Ma nelle ultime righe c'è il compito affidato a noi in questo tentativo. «Alla rinascita di un’Europa affaticata, ma ancora ricca di energie e di potenzialità, può e deve contribuire la Chiesa. Il suo compito coincide con la sua missione: l’annuncio del Vangelo, che oggi più che mai si traduce soprattutto nell’andare incontro alle ferite dell’uomo, portando la presenza forte e semplice di Gesù, la sua misericordia consolante e incoraggiante.

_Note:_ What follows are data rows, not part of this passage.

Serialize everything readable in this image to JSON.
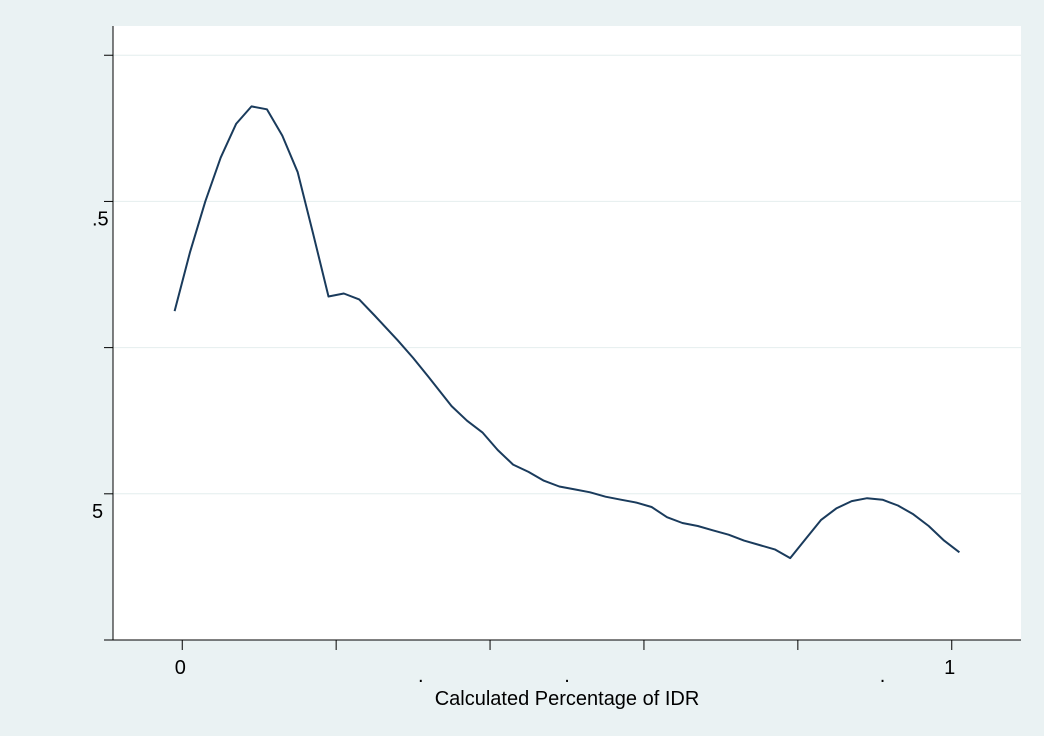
{
  "chart_data": {
    "type": "line",
    "title": "",
    "xlabel": "Calculated Percentage of IDR",
    "ylabel": "",
    "xlim": [
      -0.09,
      1.09
    ],
    "ylim": [
      0,
      4.2
    ],
    "grid": true,
    "colors": {
      "background": "#eaf2f3",
      "plot_background": "#ffffff",
      "line": "#1a3b5c",
      "grid": "#e4eeee"
    },
    "y_ticks": [
      {
        "value": 0.0,
        "label": ""
      },
      {
        "value": 1.0,
        "label": "5"
      },
      {
        "value": 2.0,
        "label": ""
      },
      {
        "value": 3.0,
        "label": ".5"
      },
      {
        "value": 4.0,
        "label": ""
      }
    ],
    "x_ticks": [
      {
        "value": 0.0,
        "label": "0"
      },
      {
        "value": 0.2,
        "label": ""
      },
      {
        "value": 0.4,
        "label": ""
      },
      {
        "value": 0.6,
        "label": ""
      },
      {
        "value": 0.8,
        "label": ""
      },
      {
        "value": 1.0,
        "label": "1"
      }
    ],
    "x_minor_marks": [
      {
        "value": 0.31,
        "label": "."
      },
      {
        "value": 0.5,
        "label": "."
      },
      {
        "value": 0.91,
        "label": "."
      }
    ],
    "series": [
      {
        "x": [
          -0.01,
          0.01,
          0.03,
          0.05,
          0.07,
          0.09,
          0.11,
          0.13,
          0.15,
          0.17,
          0.19,
          0.21,
          0.23,
          0.25,
          0.28,
          0.3,
          0.32,
          0.35,
          0.37,
          0.39,
          0.41,
          0.43,
          0.45,
          0.47,
          0.49,
          0.51,
          0.53,
          0.55,
          0.57,
          0.59,
          0.61,
          0.63,
          0.65,
          0.67,
          0.69,
          0.71,
          0.73,
          0.75,
          0.77,
          0.79,
          0.81,
          0.83,
          0.85,
          0.87,
          0.89,
          0.91,
          0.93,
          0.95,
          0.97,
          0.99,
          1.01
        ],
        "y": [
          2.25,
          2.65,
          3.0,
          3.3,
          3.53,
          3.65,
          3.63,
          3.45,
          3.2,
          2.78,
          2.35,
          2.37,
          2.33,
          2.22,
          2.05,
          1.93,
          1.8,
          1.6,
          1.5,
          1.42,
          1.3,
          1.2,
          1.15,
          1.09,
          1.05,
          1.03,
          1.01,
          0.98,
          0.96,
          0.94,
          0.91,
          0.84,
          0.8,
          0.78,
          0.75,
          0.72,
          0.68,
          0.65,
          0.62,
          0.56,
          0.69,
          0.82,
          0.9,
          0.95,
          0.97,
          0.96,
          0.92,
          0.86,
          0.78,
          0.68,
          0.6
        ]
      }
    ]
  }
}
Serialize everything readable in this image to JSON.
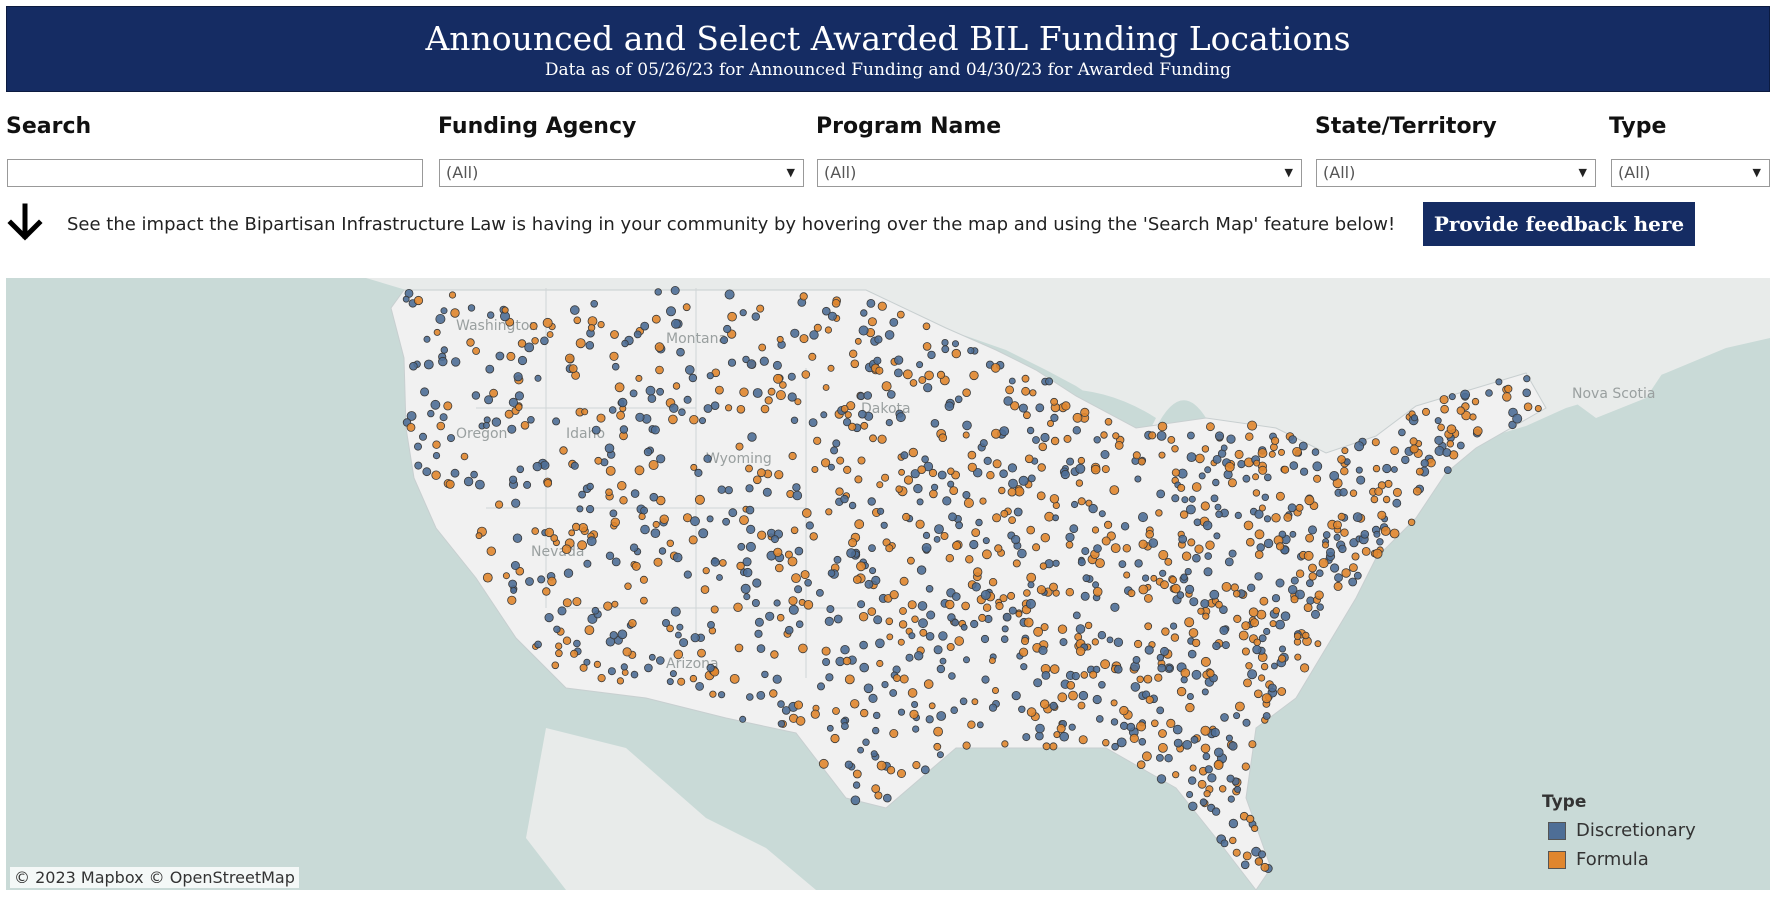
{
  "header": {
    "title": "Announced and Select Awarded BIL Funding Locations",
    "subtitle": "Data as of 05/26/23 for Announced Funding and 04/30/23 for Awarded Funding"
  },
  "filters": {
    "search": {
      "label": "Search",
      "value": ""
    },
    "agency": {
      "label": "Funding Agency",
      "value": "(All)"
    },
    "program": {
      "label": "Program Name",
      "value": "(All)"
    },
    "state": {
      "label": "State/Territory",
      "value": "(All)"
    },
    "type": {
      "label": "Type",
      "value": "(All)"
    }
  },
  "note": "See the impact the Bipartisan Infrastructure Law is having in your community by hovering over the map and using the 'Search Map' feature below!",
  "feedback_button": "Provide feedback here",
  "map": {
    "attribution": "© 2023 Mapbox © OpenStreetMap",
    "place_labels": [
      "Washington",
      "Montana",
      "Oregon",
      "Idaho",
      "Wyoming",
      "Nevada",
      "Dakota",
      "Arizona",
      "Nova Scotia"
    ],
    "legend": {
      "title": "Type",
      "items": [
        {
          "label": "Discretionary",
          "color": "#4e6e96"
        },
        {
          "label": "Formula",
          "color": "#e0862e"
        }
      ]
    }
  }
}
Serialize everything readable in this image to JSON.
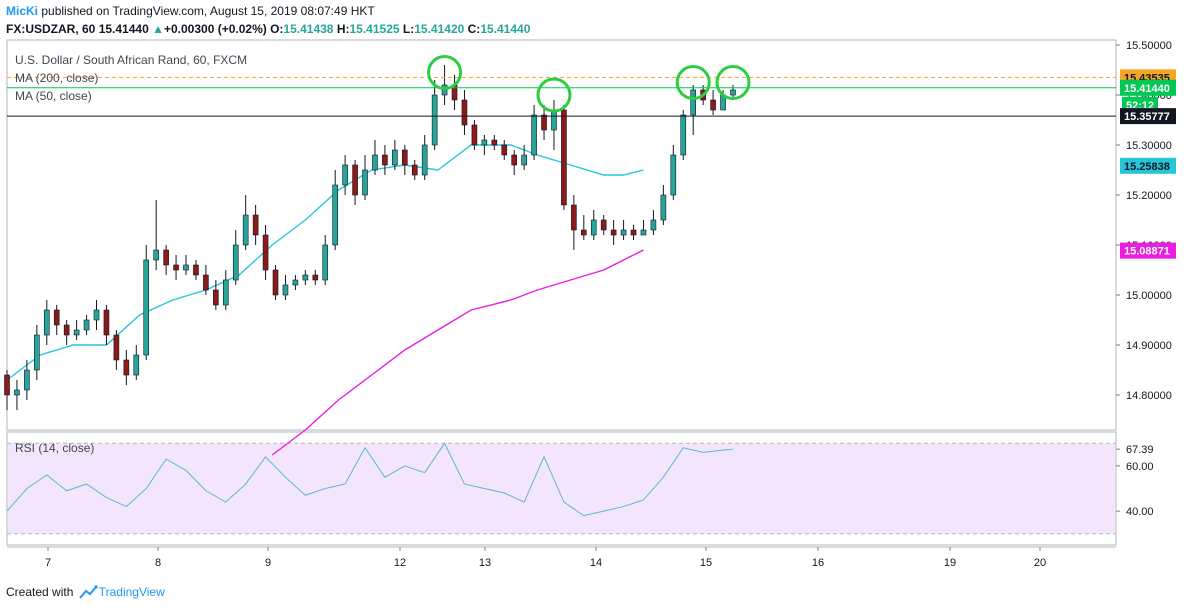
{
  "header": {
    "author": "MicKi",
    "published_text": "published on TradingView.com, August 15, 2019 08:07:49 HKT",
    "symbol": "FX:USDZAR, 60",
    "last_price": "15.41440",
    "change_arrow": "▲",
    "change": "+0.00300 (+0.02%)",
    "open_label": "O:",
    "open": "15.41438",
    "high_label": "H:",
    "high": "15.41525",
    "low_label": "L:",
    "low": "15.41420",
    "close_label": "C:",
    "close": "15.41440"
  },
  "legend": {
    "title": "U.S. Dollar / South African Rand, 60, FXCM",
    "ma200": "MA (200, close)",
    "ma50": "MA (50, close)",
    "rsi": "RSI (14, close)"
  },
  "footer": {
    "created_with": "Created with",
    "brand": "TradingView",
    "logo_icon": "tradingview-cloud-icon"
  },
  "colors": {
    "bull": "#26a69a",
    "bear": "#8b1a1a",
    "candle_wick": "#131722",
    "ma50": "#26c6da",
    "ma200": "#e91ee0",
    "rsi_line": "#5db4d8",
    "rsi_band": "#f3e5fb",
    "highlight_circle": "#2ecc40",
    "resistance": "#f5a623",
    "last_price_bg": "#00c853",
    "ma50_label_bg": "#26c6da",
    "ma200_label_bg": "#e91ee0"
  },
  "chart_data": [
    {
      "type": "candlestick",
      "title": "U.S. Dollar / South African Rand, 60, FXCM",
      "x_tick_labels": [
        "7",
        "8",
        "9",
        "12",
        "13",
        "14",
        "15",
        "16",
        "19",
        "20"
      ],
      "y_tick_labels": [
        "15.50000",
        "15.40000",
        "15.30000",
        "15.20000",
        "15.10000",
        "15.00000",
        "14.90000",
        "14.80000"
      ],
      "ylim": [
        14.73,
        15.51
      ],
      "price_labels": [
        {
          "name": "resistance",
          "value": "15.43535"
        },
        {
          "name": "last",
          "value": "15.41440"
        },
        {
          "name": "countdown",
          "value": "52:12"
        },
        {
          "name": "crosshair",
          "value": "15.35777"
        },
        {
          "name": "ma50",
          "value": "15.25838"
        },
        {
          "name": "ma200",
          "value": "15.08871"
        }
      ],
      "horizontal_lines": [
        {
          "name": "resistance",
          "value": 15.43535,
          "style": "dashed"
        },
        {
          "name": "last-price",
          "value": 15.4144,
          "style": "solid"
        },
        {
          "name": "crosshair",
          "value": 15.35777,
          "style": "solid"
        }
      ],
      "series": [
        {
          "name": "MA (50, close)",
          "x": [
            0.0,
            0.5,
            1.0,
            1.5,
            2.0,
            2.5,
            3.0,
            3.5,
            4.0,
            4.5,
            5.0,
            5.5,
            6.0,
            6.5,
            7.0,
            7.6,
            8.0,
            8.5,
            9.0,
            9.3,
            9.6
          ],
          "values": [
            14.83,
            14.88,
            14.9,
            14.9,
            14.96,
            14.99,
            15.01,
            15.04,
            15.1,
            15.15,
            15.21,
            15.25,
            15.26,
            15.25,
            15.3,
            15.3,
            15.28,
            15.26,
            15.24,
            15.24,
            15.25
          ]
        },
        {
          "name": "MA (200, close)",
          "x": [
            4.0,
            4.5,
            5.0,
            5.5,
            6.0,
            6.5,
            7.0,
            7.6,
            8.0,
            8.5,
            9.0,
            9.3,
            9.6
          ],
          "values": [
            14.68,
            14.73,
            14.79,
            14.84,
            14.89,
            14.93,
            14.97,
            14.99,
            15.01,
            15.03,
            15.05,
            15.07,
            15.09
          ]
        }
      ],
      "candles": [
        [
          0.0,
          14.84,
          14.8,
          14.85,
          14.77
        ],
        [
          0.15,
          14.8,
          14.81,
          14.83,
          14.77
        ],
        [
          0.3,
          14.81,
          14.85,
          14.87,
          14.79
        ],
        [
          0.45,
          14.85,
          14.92,
          14.94,
          14.83
        ],
        [
          0.6,
          14.92,
          14.97,
          14.99,
          14.9
        ],
        [
          0.75,
          14.97,
          14.94,
          14.98,
          14.92
        ],
        [
          0.9,
          14.94,
          14.92,
          14.95,
          14.9
        ],
        [
          1.05,
          14.92,
          14.93,
          14.95,
          14.91
        ],
        [
          1.2,
          14.93,
          14.95,
          14.96,
          14.92
        ],
        [
          1.35,
          14.95,
          14.97,
          14.99,
          14.93
        ],
        [
          1.5,
          14.97,
          14.92,
          14.98,
          14.9
        ],
        [
          1.65,
          14.92,
          14.87,
          14.93,
          14.85
        ],
        [
          1.8,
          14.87,
          14.84,
          14.89,
          14.82
        ],
        [
          1.95,
          14.84,
          14.88,
          14.9,
          14.83
        ],
        [
          2.1,
          14.88,
          15.07,
          15.1,
          14.87
        ],
        [
          2.25,
          15.07,
          15.09,
          15.19,
          15.05
        ],
        [
          2.4,
          15.09,
          15.06,
          15.1,
          15.04
        ],
        [
          2.55,
          15.06,
          15.05,
          15.08,
          15.03
        ],
        [
          2.7,
          15.05,
          15.06,
          15.08,
          15.04
        ],
        [
          2.85,
          15.06,
          15.04,
          15.07,
          15.03
        ],
        [
          3.0,
          15.04,
          15.01,
          15.06,
          15.0
        ],
        [
          3.15,
          15.01,
          14.98,
          15.03,
          14.97
        ],
        [
          3.3,
          14.98,
          15.03,
          15.05,
          14.97
        ],
        [
          3.45,
          15.03,
          15.1,
          15.13,
          15.02
        ],
        [
          3.6,
          15.1,
          15.16,
          15.2,
          15.09
        ],
        [
          3.75,
          15.16,
          15.12,
          15.18,
          15.1
        ],
        [
          3.9,
          15.12,
          15.05,
          15.14,
          15.03
        ],
        [
          4.05,
          15.05,
          15.0,
          15.06,
          14.99
        ],
        [
          4.2,
          15.0,
          15.02,
          15.04,
          14.99
        ],
        [
          4.35,
          15.02,
          15.03,
          15.04,
          15.01
        ],
        [
          4.5,
          15.03,
          15.04,
          15.05,
          15.02
        ],
        [
          4.65,
          15.04,
          15.03,
          15.05,
          15.02
        ],
        [
          4.8,
          15.03,
          15.1,
          15.12,
          15.02
        ],
        [
          4.95,
          15.1,
          15.22,
          15.25,
          15.09
        ],
        [
          5.1,
          15.22,
          15.26,
          15.28,
          15.2
        ],
        [
          5.25,
          15.26,
          15.2,
          15.27,
          15.18
        ],
        [
          5.4,
          15.2,
          15.25,
          15.28,
          15.19
        ],
        [
          5.55,
          15.25,
          15.28,
          15.31,
          15.24
        ],
        [
          5.7,
          15.28,
          15.26,
          15.3,
          15.24
        ],
        [
          5.85,
          15.26,
          15.29,
          15.31,
          15.25
        ],
        [
          6.0,
          15.29,
          15.26,
          15.3,
          15.24
        ],
        [
          6.15,
          15.26,
          15.24,
          15.27,
          15.23
        ],
        [
          6.3,
          15.24,
          15.3,
          15.32,
          15.23
        ],
        [
          6.45,
          15.3,
          15.4,
          15.43,
          15.29
        ],
        [
          6.6,
          15.4,
          15.42,
          15.46,
          15.38
        ],
        [
          6.75,
          15.42,
          15.39,
          15.44,
          15.37
        ],
        [
          6.9,
          15.39,
          15.34,
          15.41,
          15.32
        ],
        [
          7.05,
          15.34,
          15.3,
          15.35,
          15.29
        ],
        [
          7.2,
          15.3,
          15.31,
          15.32,
          15.28
        ],
        [
          7.35,
          15.31,
          15.3,
          15.32,
          15.29
        ],
        [
          7.5,
          15.3,
          15.28,
          15.31,
          15.27
        ],
        [
          7.65,
          15.28,
          15.26,
          15.29,
          15.24
        ],
        [
          7.8,
          15.26,
          15.28,
          15.3,
          15.25
        ],
        [
          7.95,
          15.28,
          15.36,
          15.38,
          15.27
        ],
        [
          8.1,
          15.36,
          15.33,
          15.38,
          15.31
        ],
        [
          8.25,
          15.33,
          15.37,
          15.39,
          15.29
        ],
        [
          8.4,
          15.37,
          15.18,
          15.38,
          15.17
        ],
        [
          8.55,
          15.18,
          15.13,
          15.2,
          15.09
        ],
        [
          8.7,
          15.13,
          15.12,
          15.16,
          15.11
        ],
        [
          8.85,
          15.12,
          15.15,
          15.17,
          15.11
        ],
        [
          9.0,
          15.15,
          15.13,
          15.16,
          15.12
        ],
        [
          9.15,
          15.13,
          15.12,
          15.15,
          15.1
        ],
        [
          9.3,
          15.12,
          15.13,
          15.15,
          15.11
        ],
        [
          9.45,
          15.13,
          15.12,
          15.14,
          15.11
        ],
        [
          9.6,
          15.12,
          15.13,
          15.15,
          15.12
        ],
        [
          9.75,
          15.13,
          15.15,
          15.17,
          15.12
        ],
        [
          9.9,
          15.15,
          15.2,
          15.22,
          15.14
        ],
        [
          10.05,
          15.2,
          15.28,
          15.3,
          15.19
        ],
        [
          10.2,
          15.28,
          15.36,
          15.37,
          15.27
        ],
        [
          10.35,
          15.36,
          15.41,
          15.42,
          15.32
        ],
        [
          10.5,
          15.41,
          15.39,
          15.42,
          15.38
        ],
        [
          10.65,
          15.39,
          15.37,
          15.41,
          15.36
        ],
        [
          10.8,
          15.37,
          15.4,
          15.41,
          15.38
        ],
        [
          10.95,
          15.4,
          15.41,
          15.42,
          15.39
        ]
      ],
      "candle_x_scale": "candles[i][0] is a position in the same session units as series x"
    },
    {
      "type": "line",
      "title": "RSI (14, close)",
      "y_tick_labels": [
        "67.39",
        "60.00",
        "40.00"
      ],
      "band": [
        30,
        70
      ],
      "last_value": "67.39",
      "series": [
        {
          "name": "RSI (14, close)",
          "x": [
            0.0,
            0.3,
            0.6,
            0.9,
            1.2,
            1.5,
            1.8,
            2.1,
            2.4,
            2.7,
            3.0,
            3.3,
            3.6,
            3.9,
            4.2,
            4.5,
            4.8,
            5.1,
            5.4,
            5.7,
            6.0,
            6.3,
            6.6,
            6.9,
            7.2,
            7.5,
            7.8,
            8.1,
            8.4,
            8.7,
            9.0,
            9.3,
            9.6,
            9.9,
            10.2,
            10.5,
            10.8,
            10.95
          ],
          "values": [
            40,
            50,
            56,
            49,
            52,
            46,
            42,
            50,
            63,
            58,
            49,
            44,
            52,
            64,
            55,
            47,
            50,
            52,
            68,
            55,
            60,
            57,
            70,
            52,
            50,
            48,
            44,
            64,
            44,
            38,
            40,
            42,
            45,
            55,
            68,
            66,
            67,
            67.39
          ]
        }
      ]
    }
  ]
}
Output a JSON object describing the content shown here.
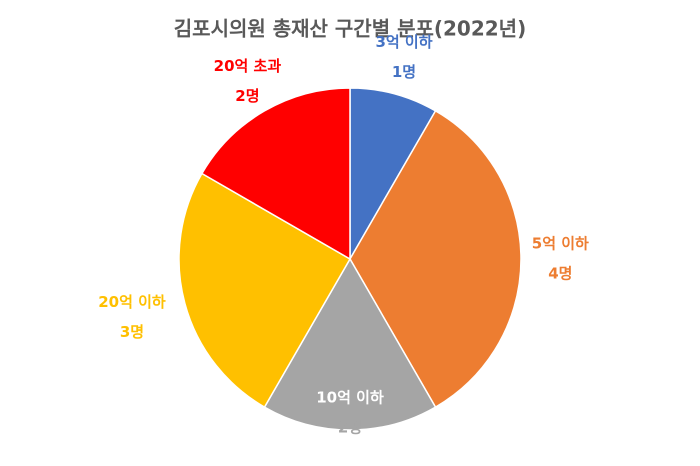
{
  "chart_data": {
    "type": "pie",
    "title": "김포시의원 총재산 구간별 분포(2022년)",
    "categories": [
      "3억 이하",
      "5억 이하",
      "10억 이하",
      "20억 이하",
      "20억 초과"
    ],
    "values": [
      1,
      4,
      2,
      3,
      2
    ],
    "value_labels": [
      "1명",
      "4명",
      "2명",
      "3명",
      "2명"
    ],
    "colors": [
      "#4472c4",
      "#ed7d31",
      "#a5a5a5",
      "#ffc000",
      "#ff0000"
    ]
  }
}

Dio desidera abitare tra gli uomini, ma può farlo solo attraverso uomini e donne che, come i grandi evangelizzatori del continente, siano toccati da Lui e vivano il Vangelo, senza cercare altro. Solo una Chiesa ricca di testimoni potrà ridare l’acqua pura del Vangelo alle radici dell’Europa». Ecco che chance abbiamo, davanti alla Brexit e davanti alla giornata che ci attende oggi, là dove ognuno di noi è.